The biophysicist who tries to make cancer detection a lot easier
Irene Georgakoudi is an Associate Professor of Biomedical Engineering at Tufts University. She has been working on the use of lasers for therapeutic and diagnostic applications since her undergraduate years. She is developing a new optical technique that may, one day, make screening for cervical cancer faster, easier, and more precise. The tool is a high-resolution microscope that makes it possible to visualize and analyze individual cells instantaneously using very fast pulses of light.
Irene Georgakoudi got her B.A. in Physics with high honors at Darmouth College, Hanover (1989-1993) and in 1998 she got her Ph.D. in Biophysics at the University of Rochester (School of Medicine and Dentistry, NY) where she specialized in Photodynamic Therapy of Cancer. Through her academic career she has work in several famous insitutions as a Research Scientist (Massachusetts Institute of Technology, Harvard Medical School, Tufts University and École Polytechnique, Laboratoire d’Optique et Biosciences, France).
Every year, millions of women undergo a Pap smear to look for early cervical cancers or pre-cancerous changes in the cervix. This test was introduced in the late 1940s and has helped to significantly reduce mortality from cervical cancer in the decades since. This test, however, has limitations. For example, a specialist must use his or her judgment to visually determine if cells look abnormal, which can lead to false positives. Because of this, women often need a biopsy.

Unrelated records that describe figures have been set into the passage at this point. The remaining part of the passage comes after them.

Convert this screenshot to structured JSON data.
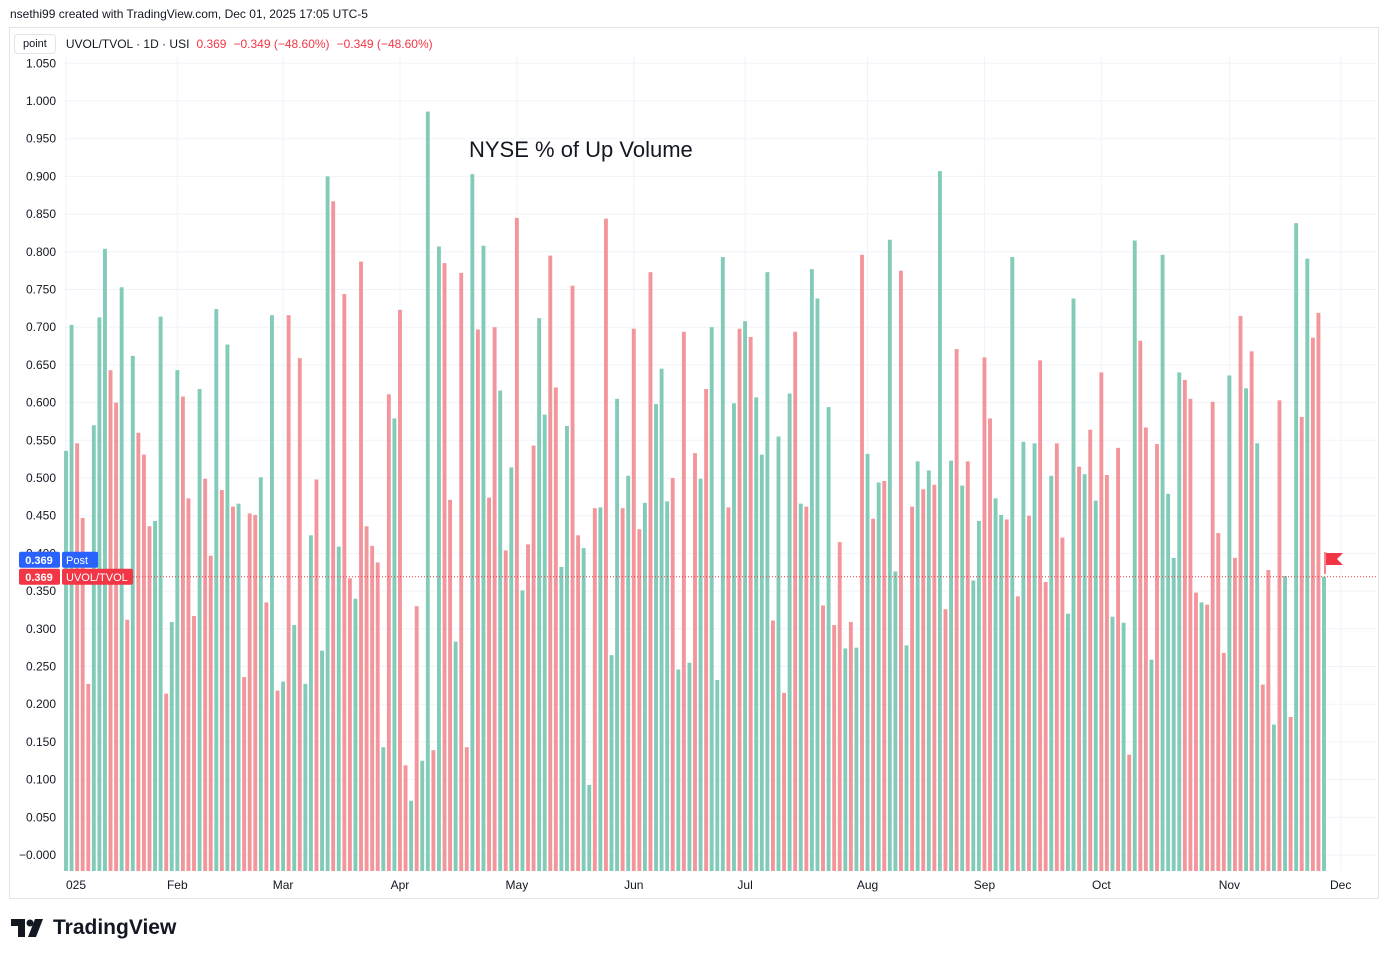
{
  "caption": "nsethi99 created with TradingView.com, Dec 01, 2025 17:05 UTC-5",
  "legend": {
    "interval_button": "point",
    "symbol": "UVOL/TVOL · 1D · USI",
    "last": "0.369",
    "change": "−0.349 (−48.60%)",
    "change2": "−0.349 (−48.60%)"
  },
  "logo": {
    "text": "TradingView",
    "icon": "tradingview-logo-icon"
  },
  "colors": {
    "up": "#83cbb9",
    "down": "#f3969c",
    "post_tag": "#2962ff",
    "last_tag": "#f23645",
    "grid": "#f0f3fa"
  },
  "chart_data": {
    "type": "bar",
    "title": "NYSE % of Up Volume",
    "series_name": "UVOL/TVOL",
    "ylim": [
      -0.015,
      1.06
    ],
    "yticks": [
      "1.050",
      "1.000",
      "0.950",
      "0.900",
      "0.850",
      "0.800",
      "0.750",
      "0.700",
      "0.650",
      "0.600",
      "0.550",
      "0.500",
      "0.450",
      "0.400",
      "0.350",
      "0.300",
      "0.250",
      "0.200",
      "0.150",
      "0.100",
      "0.050",
      "−0.000"
    ],
    "ytick_values": [
      1.05,
      1.0,
      0.95,
      0.9,
      0.85,
      0.8,
      0.75,
      0.7,
      0.65,
      0.6,
      0.55,
      0.5,
      0.45,
      0.4,
      0.35,
      0.3,
      0.25,
      0.2,
      0.15,
      0.1,
      0.05,
      0
    ],
    "xticks": [
      {
        "label": "025",
        "index": 0
      },
      {
        "label": "Feb",
        "index": 20
      },
      {
        "label": "Mar",
        "index": 39
      },
      {
        "label": "Apr",
        "index": 60
      },
      {
        "label": "May",
        "index": 81
      },
      {
        "label": "Jun",
        "index": 102
      },
      {
        "label": "Jul",
        "index": 122
      },
      {
        "label": "Aug",
        "index": 144
      },
      {
        "label": "Sep",
        "index": 165
      },
      {
        "label": "Oct",
        "index": 186
      },
      {
        "label": "Nov",
        "index": 209
      },
      {
        "label": "Dec",
        "index": 229
      }
    ],
    "values": [
      0.536,
      0.703,
      0.546,
      0.447,
      0.227,
      0.57,
      0.713,
      0.804,
      0.643,
      0.6,
      0.753,
      0.312,
      0.662,
      0.56,
      0.531,
      0.436,
      0.443,
      0.714,
      0.214,
      0.309,
      0.643,
      0.608,
      0.473,
      0.317,
      0.618,
      0.499,
      0.397,
      0.724,
      0.484,
      0.677,
      0.462,
      0.466,
      0.236,
      0.453,
      0.451,
      0.501,
      0.335,
      0.716,
      0.218,
      0.23,
      0.716,
      0.305,
      0.659,
      0.227,
      0.424,
      0.498,
      0.271,
      0.9,
      0.867,
      0.409,
      0.744,
      0.367,
      0.34,
      0.787,
      0.436,
      0.41,
      0.388,
      0.143,
      0.611,
      0.579,
      0.723,
      0.119,
      0.072,
      0.33,
      0.125,
      0.986,
      0.139,
      0.807,
      0.785,
      0.471,
      0.283,
      0.772,
      0.143,
      0.903,
      0.697,
      0.808,
      0.474,
      0.7,
      0.616,
      0.404,
      0.514,
      0.845,
      0.351,
      0.412,
      0.543,
      0.712,
      0.584,
      0.795,
      0.62,
      0.382,
      0.569,
      0.755,
      0.424,
      0.407,
      0.093,
      0.46,
      0.461,
      0.844,
      0.265,
      0.605,
      0.46,
      0.503,
      0.698,
      0.432,
      0.467,
      0.773,
      0.598,
      0.645,
      0.469,
      0.5,
      0.246,
      0.694,
      0.255,
      0.533,
      0.499,
      0.618,
      0.7,
      0.232,
      0.793,
      0.461,
      0.599,
      0.698,
      0.708,
      0.687,
      0.607,
      0.531,
      0.773,
      0.311,
      0.555,
      0.215,
      0.612,
      0.694,
      0.466,
      0.462,
      0.777,
      0.738,
      0.331,
      0.594,
      0.305,
      0.415,
      0.274,
      0.309,
      0.275,
      0.796,
      0.532,
      0.446,
      0.494,
      0.496,
      0.816,
      0.376,
      0.775,
      0.278,
      0.462,
      0.522,
      0.485,
      0.51,
      0.491,
      0.907,
      0.326,
      0.523,
      0.671,
      0.49,
      0.522,
      0.364,
      0.443,
      0.66,
      0.579,
      0.473,
      0.451,
      0.445,
      0.793,
      0.343,
      0.548,
      0.45,
      0.546,
      0.656,
      0.362,
      0.503,
      0.546,
      0.421,
      0.32,
      0.738,
      0.515,
      0.505,
      0.564,
      0.47,
      0.64,
      0.504,
      0.316,
      0.54,
      0.308,
      0.133,
      0.815,
      0.682,
      0.567,
      0.259,
      0.545,
      0.796,
      0.479,
      0.394,
      0.64,
      0.63,
      0.605,
      0.348,
      0.335,
      0.332,
      0.601,
      0.427,
      0.268,
      0.636,
      0.394,
      0.715,
      0.619,
      0.668,
      0.546,
      0.226,
      0.378,
      0.173,
      0.603,
      0.37,
      0.183,
      0.838,
      0.581,
      0.791,
      0.686,
      0.719,
      0.369
    ],
    "directions": "UUDDDUUUDDUDUDDDUUDUUDDDUDDUDUDUDDDUDUDUDUDUUDUUDUDDUDDDDUDUDDUDUUDUDDUDDUDUDDUDUDUDDUUDDUUDDUUDUDUUDUDDUDUUUDUDUDUDUUUDUDUDUUUDUDUDUDUUDUDDUDUDUDUDUUDUDUDUDUDUDUDUUDDUUDUDUDUDDUDDUUDUDUDDUDUDUDDUDUUUUDDDUDDDDUDDUDUDDUDUDUDUDDUUUUD",
    "post_label": "Post",
    "last_value_label": "0.369",
    "last_series_label": "UVOL/TVOL"
  }
}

“This can cause a lot of unneeded cost and stress”, says Irene Georgakoudi, who is working with Karl Munger, Ph.D., a Tufts University virologist, on a more reliable and less invasive way of detecting cancers, such as cervical, early. Georgakoudi’s new tool, which she is developing with the help of funding from the American Cancer Society, would allow for an automated analysis of results, removing “human subjectivity from the interpretation process.

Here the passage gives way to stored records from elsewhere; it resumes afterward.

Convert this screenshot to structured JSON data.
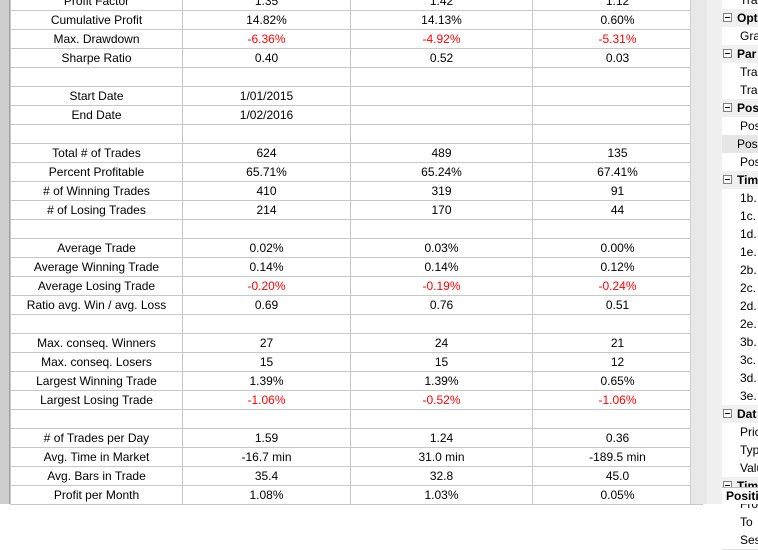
{
  "table": {
    "rows": [
      {
        "label": "Profit Factor",
        "values": [
          "1.35",
          "1.42",
          "1.12"
        ],
        "neg": false
      },
      {
        "label": "Cumulative Profit",
        "values": [
          "14.82%",
          "14.13%",
          "0.60%"
        ],
        "neg": false
      },
      {
        "label": "Max. Drawdown",
        "values": [
          "-6.36%",
          "-4.92%",
          "-5.31%"
        ],
        "neg": true
      },
      {
        "label": "Sharpe Ratio",
        "values": [
          "0.40",
          "0.52",
          "0.03"
        ],
        "neg": false
      },
      {
        "label": "",
        "values": [
          "",
          "",
          ""
        ],
        "neg": false
      },
      {
        "label": "Start Date",
        "values": [
          "1/01/2015",
          "",
          ""
        ],
        "neg": false
      },
      {
        "label": "End Date",
        "values": [
          "1/02/2016",
          "",
          ""
        ],
        "neg": false
      },
      {
        "label": "",
        "values": [
          "",
          "",
          ""
        ],
        "neg": false
      },
      {
        "label": "Total # of Trades",
        "values": [
          "624",
          "489",
          "135"
        ],
        "neg": false
      },
      {
        "label": "Percent Profitable",
        "values": [
          "65.71%",
          "65.24%",
          "67.41%"
        ],
        "neg": false
      },
      {
        "label": "# of Winning Trades",
        "values": [
          "410",
          "319",
          "91"
        ],
        "neg": false
      },
      {
        "label": "# of Losing Trades",
        "values": [
          "214",
          "170",
          "44"
        ],
        "neg": false
      },
      {
        "label": "",
        "values": [
          "",
          "",
          ""
        ],
        "neg": false
      },
      {
        "label": "Average Trade",
        "values": [
          "0.02%",
          "0.03%",
          "0.00%"
        ],
        "neg": false
      },
      {
        "label": "Average Winning Trade",
        "values": [
          "0.14%",
          "0.14%",
          "0.12%"
        ],
        "neg": false
      },
      {
        "label": "Average Losing Trade",
        "values": [
          "-0.20%",
          "-0.19%",
          "-0.24%"
        ],
        "neg": true
      },
      {
        "label": "Ratio avg. Win / avg. Loss",
        "values": [
          "0.69",
          "0.76",
          "0.51"
        ],
        "neg": false
      },
      {
        "label": "",
        "values": [
          "",
          "",
          ""
        ],
        "neg": false
      },
      {
        "label": "Max. conseq. Winners",
        "values": [
          "27",
          "24",
          "21"
        ],
        "neg": false
      },
      {
        "label": "Max. conseq. Losers",
        "values": [
          "15",
          "15",
          "12"
        ],
        "neg": false
      },
      {
        "label": "Largest Winning Trade",
        "values": [
          "1.39%",
          "1.39%",
          "0.65%"
        ],
        "neg": false
      },
      {
        "label": "Largest Losing Trade",
        "values": [
          "-1.06%",
          "-0.52%",
          "-1.06%"
        ],
        "neg": true
      },
      {
        "label": "",
        "values": [
          "",
          "",
          ""
        ],
        "neg": false
      },
      {
        "label": "# of Trades per Day",
        "values": [
          "1.59",
          "1.24",
          "0.36"
        ],
        "neg": false
      },
      {
        "label": "Avg. Time in Market",
        "values": [
          "-16.7 min",
          "31.0 min",
          "-189.5 min"
        ],
        "neg": false
      },
      {
        "label": "Avg. Bars in Trade",
        "values": [
          "35.4",
          "32.8",
          "45.0"
        ],
        "neg": false
      },
      {
        "label": "Profit per Month",
        "values": [
          "1.08%",
          "1.03%",
          "0.05%"
        ],
        "neg": false
      }
    ]
  },
  "property_grid": {
    "rows": [
      {
        "text": "Tra",
        "kind": "item"
      },
      {
        "text": "Opt",
        "kind": "cat"
      },
      {
        "text": "Gra",
        "kind": "item"
      },
      {
        "text": "Par",
        "kind": "cat"
      },
      {
        "text": "Tra",
        "kind": "item"
      },
      {
        "text": "Tra",
        "kind": "item"
      },
      {
        "text": "Pos",
        "kind": "cat"
      },
      {
        "text": "Pos",
        "kind": "item"
      },
      {
        "text": "Pos",
        "kind": "sel"
      },
      {
        "text": "Pos",
        "kind": "item"
      },
      {
        "text": "Tim",
        "kind": "cat"
      },
      {
        "text": "1b.",
        "kind": "item"
      },
      {
        "text": "1c.",
        "kind": "item"
      },
      {
        "text": "1d.",
        "kind": "item"
      },
      {
        "text": "1e.",
        "kind": "item"
      },
      {
        "text": "2b.",
        "kind": "item"
      },
      {
        "text": "2c.",
        "kind": "item"
      },
      {
        "text": "2d.",
        "kind": "item"
      },
      {
        "text": "2e.",
        "kind": "item"
      },
      {
        "text": "3b.",
        "kind": "item"
      },
      {
        "text": "3c.",
        "kind": "item"
      },
      {
        "text": "3d.",
        "kind": "item"
      },
      {
        "text": "3e.",
        "kind": "item"
      },
      {
        "text": "Dat",
        "kind": "cat"
      },
      {
        "text": "Pric",
        "kind": "item"
      },
      {
        "text": "Typ",
        "kind": "item"
      },
      {
        "text": "Valu",
        "kind": "item"
      },
      {
        "text": "Tim",
        "kind": "cat"
      },
      {
        "text": "Fro",
        "kind": "item"
      },
      {
        "text": "To",
        "kind": "item"
      },
      {
        "text": "Ses",
        "kind": "item"
      }
    ],
    "bottom_label": "Positi"
  },
  "colors": {
    "negative": "#ff0000"
  }
}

“The goal for the researchers in my field is to develop techniques that basically allow us to identify microscopic changes at an early stage that are both more sensitive and more specific than current tools allow, so doctors won’t need to biopsy tissue if there is a good chance the tissue is not going to be abnormal.”
Georgakoudi’s tool is a high-resolution microscope whose magnification power far outstrips that of a colposcope, the tool currently used to examine the cervix to look for cancer. “Instead of visualizing the surface of the cervix at 6 to 15 times magnification we are looking at magnifications that are on the order of 25 to 60 times, so we can really visualize individual cells”.

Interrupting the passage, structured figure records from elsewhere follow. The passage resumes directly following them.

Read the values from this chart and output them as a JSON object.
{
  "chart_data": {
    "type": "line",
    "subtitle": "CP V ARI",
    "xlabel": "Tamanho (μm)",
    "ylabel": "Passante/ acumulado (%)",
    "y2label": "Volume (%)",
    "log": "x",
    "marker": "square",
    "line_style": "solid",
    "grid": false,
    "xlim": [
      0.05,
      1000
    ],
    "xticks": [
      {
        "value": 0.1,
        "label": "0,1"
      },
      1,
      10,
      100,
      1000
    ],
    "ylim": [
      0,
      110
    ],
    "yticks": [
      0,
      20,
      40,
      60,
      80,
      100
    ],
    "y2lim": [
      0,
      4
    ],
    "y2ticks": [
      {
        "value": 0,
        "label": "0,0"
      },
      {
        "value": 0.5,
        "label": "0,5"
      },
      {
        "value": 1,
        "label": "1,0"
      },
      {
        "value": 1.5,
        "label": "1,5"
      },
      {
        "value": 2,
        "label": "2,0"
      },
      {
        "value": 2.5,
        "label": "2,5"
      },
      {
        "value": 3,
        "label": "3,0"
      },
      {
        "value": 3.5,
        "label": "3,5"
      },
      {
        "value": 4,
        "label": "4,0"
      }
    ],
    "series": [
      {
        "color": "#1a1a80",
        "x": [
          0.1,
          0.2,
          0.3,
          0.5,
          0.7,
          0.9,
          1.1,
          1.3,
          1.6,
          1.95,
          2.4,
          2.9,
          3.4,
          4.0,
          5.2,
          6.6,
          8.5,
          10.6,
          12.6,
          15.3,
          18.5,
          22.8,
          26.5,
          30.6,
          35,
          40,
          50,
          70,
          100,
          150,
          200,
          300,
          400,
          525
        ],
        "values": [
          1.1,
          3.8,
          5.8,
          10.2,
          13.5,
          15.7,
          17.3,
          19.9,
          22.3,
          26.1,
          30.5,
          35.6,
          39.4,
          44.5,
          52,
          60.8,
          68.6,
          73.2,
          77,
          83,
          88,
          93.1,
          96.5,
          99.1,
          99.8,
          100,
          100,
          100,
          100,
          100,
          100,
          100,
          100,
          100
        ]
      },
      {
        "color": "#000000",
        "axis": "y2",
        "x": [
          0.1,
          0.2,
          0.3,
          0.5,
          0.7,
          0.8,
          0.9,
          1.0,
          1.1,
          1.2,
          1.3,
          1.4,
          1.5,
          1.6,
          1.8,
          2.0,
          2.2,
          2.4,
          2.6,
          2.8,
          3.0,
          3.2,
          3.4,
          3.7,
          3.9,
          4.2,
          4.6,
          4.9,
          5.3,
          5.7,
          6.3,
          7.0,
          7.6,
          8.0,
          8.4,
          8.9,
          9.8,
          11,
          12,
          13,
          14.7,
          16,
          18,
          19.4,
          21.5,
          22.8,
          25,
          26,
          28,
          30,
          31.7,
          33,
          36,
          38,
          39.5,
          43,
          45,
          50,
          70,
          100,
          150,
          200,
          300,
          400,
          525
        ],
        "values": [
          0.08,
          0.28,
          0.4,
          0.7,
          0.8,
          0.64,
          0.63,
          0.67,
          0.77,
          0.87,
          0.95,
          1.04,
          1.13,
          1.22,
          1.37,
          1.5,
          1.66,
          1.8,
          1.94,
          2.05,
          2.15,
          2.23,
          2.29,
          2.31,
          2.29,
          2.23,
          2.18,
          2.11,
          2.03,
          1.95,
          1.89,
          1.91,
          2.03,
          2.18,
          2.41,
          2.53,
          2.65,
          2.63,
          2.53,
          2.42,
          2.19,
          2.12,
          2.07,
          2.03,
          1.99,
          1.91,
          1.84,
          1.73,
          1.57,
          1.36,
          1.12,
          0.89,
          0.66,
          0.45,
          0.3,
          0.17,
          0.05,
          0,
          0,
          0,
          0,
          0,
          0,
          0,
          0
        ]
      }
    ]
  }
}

Georgakoudi’s team used an noninvasive microscopy technique that exploits NADH fluorescence enables researchers to observe how mitochondria alter their shape and arrangement in human tissue.Patients could one day get their skin examined under a special microscope and, in just a few minutes, know whether they have cancer, according to this study published on November 30,2016.
She has received many awards and honors for her distinguished work (in fact she has been inducted in The American Institute for Medical and Biological Engineering (AIMBE) for outstanding contributions to the development of optical methods for cancer diagnosis and tissue engineering applications). She has co-authored nearly 50 peer-reviewed articles and book chapters and has presented her work at national and international meetings. She has served on the Board of Directors of the Optical Society of America.